In a rare joint press conference today, David Cameron and Nick Clegg will announce new emergency legislation, to be introduced next week, to enshrine police powers to access our phone and email data.
Both Conservative and Lib Dem ministers insist that rushing through the legislation is necessary as a reaction to a European Court of Justice ruling in April that said existing powers, in an EU directive on privacy retention, were too much of an invasion of our privacy.
The government also has the support of the Labour party (aside from Tom Watson MP, who told the Today programme this morning that this cross-party agreement is a “secret deal between party leaders”) in saying they are not creating a new law, they are simply embedding and protecting current police powers in order to avoid telecoms and internet companies destroying the data they already have in fear of legal challenges.
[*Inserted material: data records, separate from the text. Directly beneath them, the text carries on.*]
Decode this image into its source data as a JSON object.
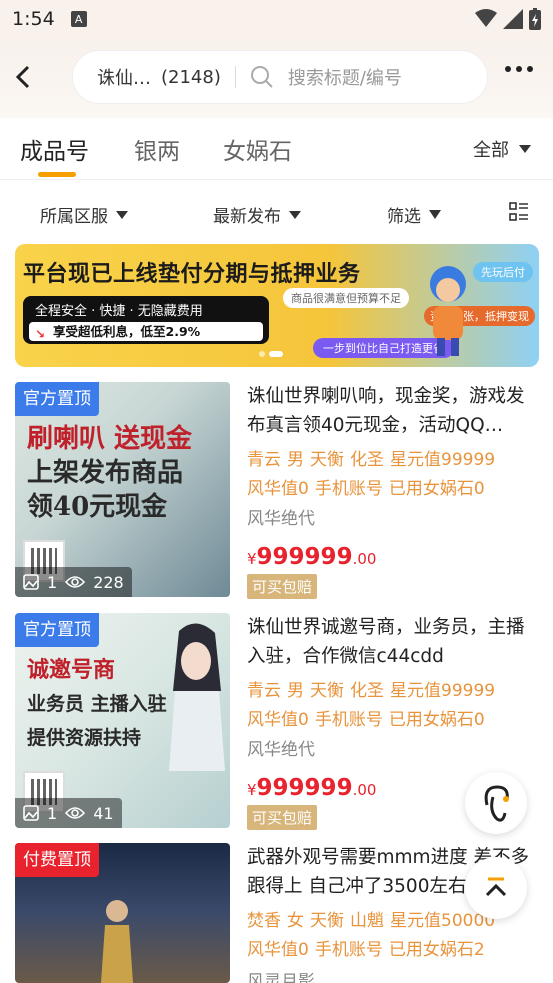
{
  "status_bar": {
    "time": "1:54",
    "a_icon": "A"
  },
  "header": {
    "search": {
      "game_name": "诛仙…",
      "count": "(2148)",
      "placeholder": "搜索标题/编号"
    }
  },
  "tabs": {
    "items": [
      {
        "label": "成品号",
        "active": true
      },
      {
        "label": "银两",
        "active": false
      },
      {
        "label": "女娲石",
        "active": false
      }
    ],
    "all_label": "全部"
  },
  "filters": {
    "region": "所属区服",
    "sort": "最新发布",
    "filter": "筛选"
  },
  "banner": {
    "title": "平台现已上线垫付分期与抵押业务",
    "line1": "全程安全 · 快捷 · 无隐藏费用",
    "line2": "享受超低利息，低至2.9%",
    "tag1": "商品很满意但预算不足",
    "tag2": "先玩后付",
    "tag3": "资金紧张，抵押变现",
    "tag4": "一步到位比自己打造更省"
  },
  "listings": [
    {
      "pin": "官方置顶",
      "pin_color": "#3b7bea",
      "thumb_lines": [
        "刷喇叭 送现金",
        "上架发布商品",
        "领40元现金"
      ],
      "images": "1",
      "views": "228",
      "title": "诛仙世界喇叭响，现金奖，游戏发布真言领40元现金，活动QQ…",
      "attrs": [
        "青云",
        "男",
        "天衡",
        "化圣",
        "星元值99999",
        "风华值0",
        "手机账号",
        "已用女娲石0"
      ],
      "server": "风华绝代",
      "price_symbol": "¥",
      "price_int": "999999",
      "price_dec": ".00",
      "badge": "可买包赔"
    },
    {
      "pin": "官方置顶",
      "pin_color": "#3b7bea",
      "thumb_lines": [
        "诚邀号商",
        "业务员 主播入驻",
        "提供资源扶持"
      ],
      "images": "1",
      "views": "41",
      "title": "诛仙世界诚邀号商，业务员，主播入驻，合作微信c44cdd",
      "attrs": [
        "青云",
        "男",
        "天衡",
        "化圣",
        "星元值99999",
        "风华值0",
        "手机账号",
        "已用女娲石0"
      ],
      "server": "风华绝代",
      "price_symbol": "¥",
      "price_int": "999999",
      "price_dec": ".00",
      "badge": "可买包赔"
    },
    {
      "pin": "付费置顶",
      "pin_color": "#e8232e",
      "thumb_lines": [],
      "images": "",
      "views": "",
      "title": "武器外观号需要mmm进度 差不多跟得上 自己冲了3500左右",
      "attrs": [
        "焚香",
        "女",
        "天衡",
        "山魈",
        "星元值50000",
        "风华值0",
        "手机账号",
        "已用女娲石2"
      ],
      "server": "风灵月影",
      "price_symbol": "",
      "price_int": "",
      "price_dec": "",
      "badge": ""
    }
  ],
  "icons": {
    "back": "back-arrow-icon",
    "search": "search-icon",
    "more": "more-icon",
    "view_toggle": "list-view-icon",
    "customer_service": "customer-service-icon",
    "scroll_top": "scroll-top-icon"
  },
  "colors": {
    "accent": "#f5a000",
    "price": "#e8232e",
    "attr": "#e8943c",
    "badge": "#d8b57a"
  }
}
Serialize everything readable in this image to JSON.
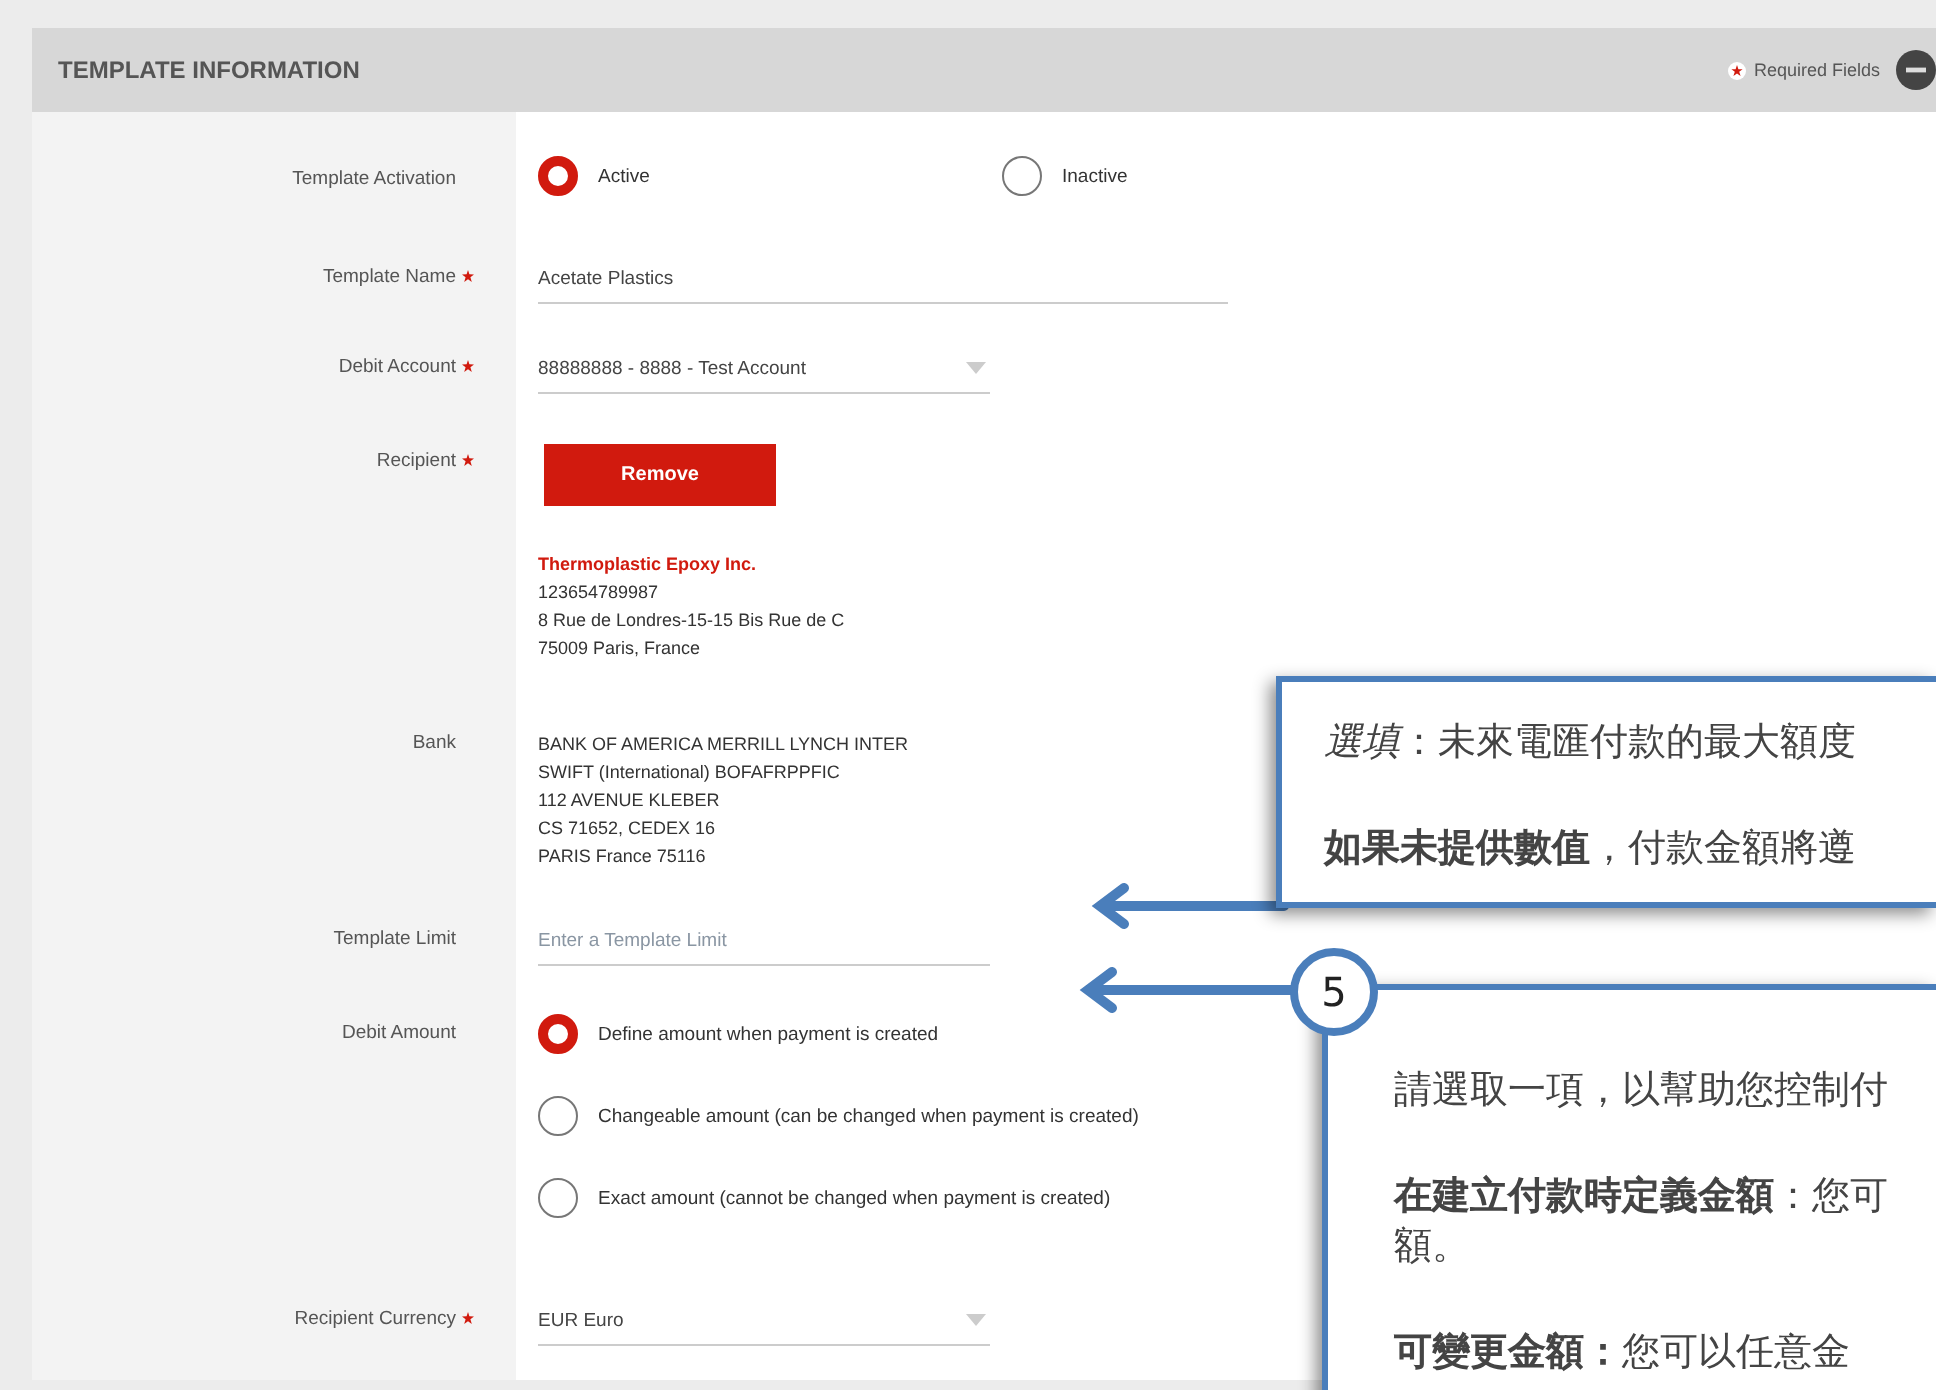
{
  "section": {
    "title": "TEMPLATE INFORMATION",
    "required_note": "Required Fields",
    "expanded": true
  },
  "fields": [
    {
      "kind": "radio",
      "label": "Template Activation",
      "required": false,
      "options": [
        {
          "label": "Active",
          "selected": true
        },
        {
          "label": "Inactive",
          "selected": false
        }
      ]
    },
    {
      "kind": "text",
      "label": "Template Name",
      "required": true,
      "value": "Acetate Plastics"
    },
    {
      "kind": "select",
      "label": "Debit Account",
      "required": true,
      "value": "88888888 - 8888 - Test Account"
    },
    {
      "kind": "recipient",
      "label": "Recipient",
      "required": true,
      "button": "Remove",
      "name": "Thermoplastic Epoxy Inc.",
      "lines": [
        "123654789987",
        "8 Rue de Londres-15-15 Bis Rue de C",
        "75009 Paris, France"
      ]
    },
    {
      "kind": "address",
      "label": "Bank",
      "required": false,
      "lines": [
        "BANK OF AMERICA MERRILL LYNCH INTER",
        "SWIFT (International) BOFAFRPPFIC",
        "112 AVENUE KLEBER",
        "CS 71652, CEDEX 16",
        "PARIS France 75116"
      ]
    },
    {
      "kind": "text",
      "label": "Template Limit",
      "required": false,
      "placeholder": "Enter a Template Limit"
    },
    {
      "kind": "radio-stack",
      "label": "Debit Amount",
      "required": false,
      "options": [
        {
          "label": "Define amount when payment is created",
          "selected": true
        },
        {
          "label": "Changeable amount (can be changed when payment is created)",
          "selected": false
        },
        {
          "label": "Exact amount (cannot be changed when payment is created)",
          "selected": false
        }
      ]
    },
    {
      "kind": "select",
      "label": "Recipient Currency",
      "required": true,
      "value": "EUR Euro"
    }
  ],
  "callouts": [
    {
      "paragraphs": [
        [
          "*選填*：未來電匯付款的最大額度"
        ],
        [
          "**如果未提供數值**，付款金額將遵"
        ]
      ]
    },
    {
      "number": "5",
      "paragraphs": [
        [
          "請選取一項，以幫助您控制付"
        ],
        [
          "**在建立付款時定義金額**：您可",
          "額。"
        ],
        [
          "**可變更金額：**您可以任意金"
        ]
      ]
    }
  ]
}
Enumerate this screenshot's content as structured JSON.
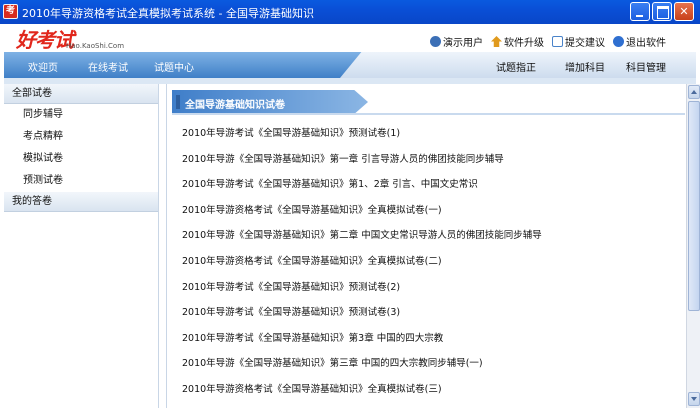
{
  "window": {
    "icon_glyph": "考",
    "title": "2010年导游资格考试全真模拟考试系统 - 全国导游基础知识",
    "min_icon": "minimize-icon",
    "max_icon": "maximize-icon",
    "close_icon": "close-icon",
    "close_glyph": "✕"
  },
  "header": {
    "logo_text": "好考试",
    "logo_sub": "Hao.KaoShi.Com",
    "links": [
      {
        "label": "演示用户",
        "icon": "user-icon",
        "color": "#3b6fb6"
      },
      {
        "label": "软件升级",
        "icon": "upgrade-icon",
        "color": "#e09a1e"
      },
      {
        "label": "提交建议",
        "icon": "suggest-icon",
        "color": "#4a83c9"
      },
      {
        "label": "退出软件",
        "icon": "exit-icon",
        "color": "#2f6fd0"
      }
    ]
  },
  "nav": {
    "left": [
      "欢迎页",
      "在线考试",
      "试题中心"
    ],
    "right": [
      "试题指正",
      "增加科目",
      "科目管理"
    ]
  },
  "sidebar": {
    "category": "全部试卷",
    "items": [
      "同步辅导",
      "考点精粹",
      "模拟试卷",
      "预测试卷"
    ],
    "my": "我的答卷"
  },
  "main": {
    "panel_title": "全国导游基础知识试卷",
    "items": [
      "2010年导游考试《全国导游基础知识》预测试卷(1)",
      "2010年导游《全国导游基础知识》第一章 引言导游人员的佛团技能同步辅导",
      "2010年导游考试《全国导游基础知识》第1、2章 引言、中国文史常识",
      "2010年导游资格考试《全国导游基础知识》全真模拟试卷(一)",
      "2010年导游《全国导游基础知识》第二章 中国文史常识导游人员的佛团技能同步辅导",
      "2010年导游资格考试《全国导游基础知识》全真模拟试卷(二)",
      "2010年导游考试《全国导游基础知识》预测试卷(2)",
      "2010年导游考试《全国导游基础知识》预测试卷(3)",
      "2010年导游考试《全国导游基础知识》第3章 中国的四大宗教",
      "2010年导游《全国导游基础知识》第三章 中国的四大宗教同步辅导(一)",
      "2010年导游资格考试《全国导游基础知识》全真模拟试卷(三)"
    ]
  },
  "colors": {
    "titlebar": "#0a4fd6",
    "nav": "#3f7fc7",
    "logo": "#e1271c",
    "panel_head": "#3f7ec9"
  }
}
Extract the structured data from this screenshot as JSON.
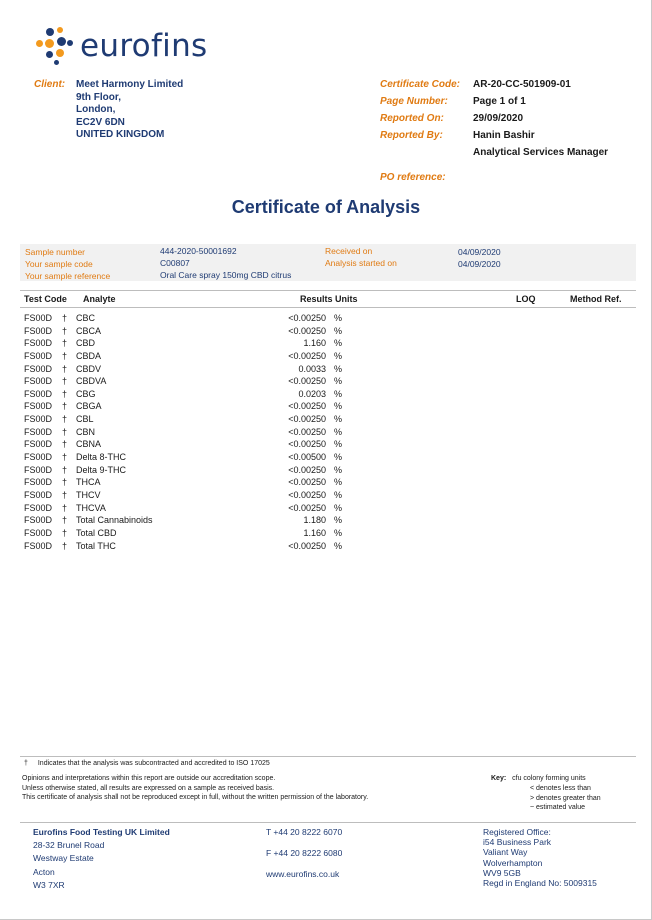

Surveillance has been an odd issue in this country recently. In spite of the Guardian’s slew of gargantuan NSA/GCHQ/Edward Snowden-related scoops last year, and the coalition clashing over a Home Office-mooted “snooper’s charter”, which the Lib Dems still rejoice in shutting down, it’s not a topic that captures the public’s imagination, or outrage, as it does in the US. Perhaps more of a cultural observation, but nevertheless poignant, is the fact that recent surveillance revelations came out almost simultaneously alongside a number of books, television programmes and newspaper articles about Kim Philby and the Cambridge Spies, bolstering a romanticised view of spooks and spying that still lingers in Britain.
Although it’s a generalised view – and there are of course many in this country like Watson who are deeply concerned about intrusion into our private lives and encroachment on our civil liberties – this popular attitude makes it a good move for the opposition to agree to the emergency legislation. Little politically would be gained from opposing the government’s plans on this particular subject, and some cross-party cooperation is something the public may appreciate more than another debate about whether or not there are some mandarins somewhere reading when and to whom we’ve sent some texts.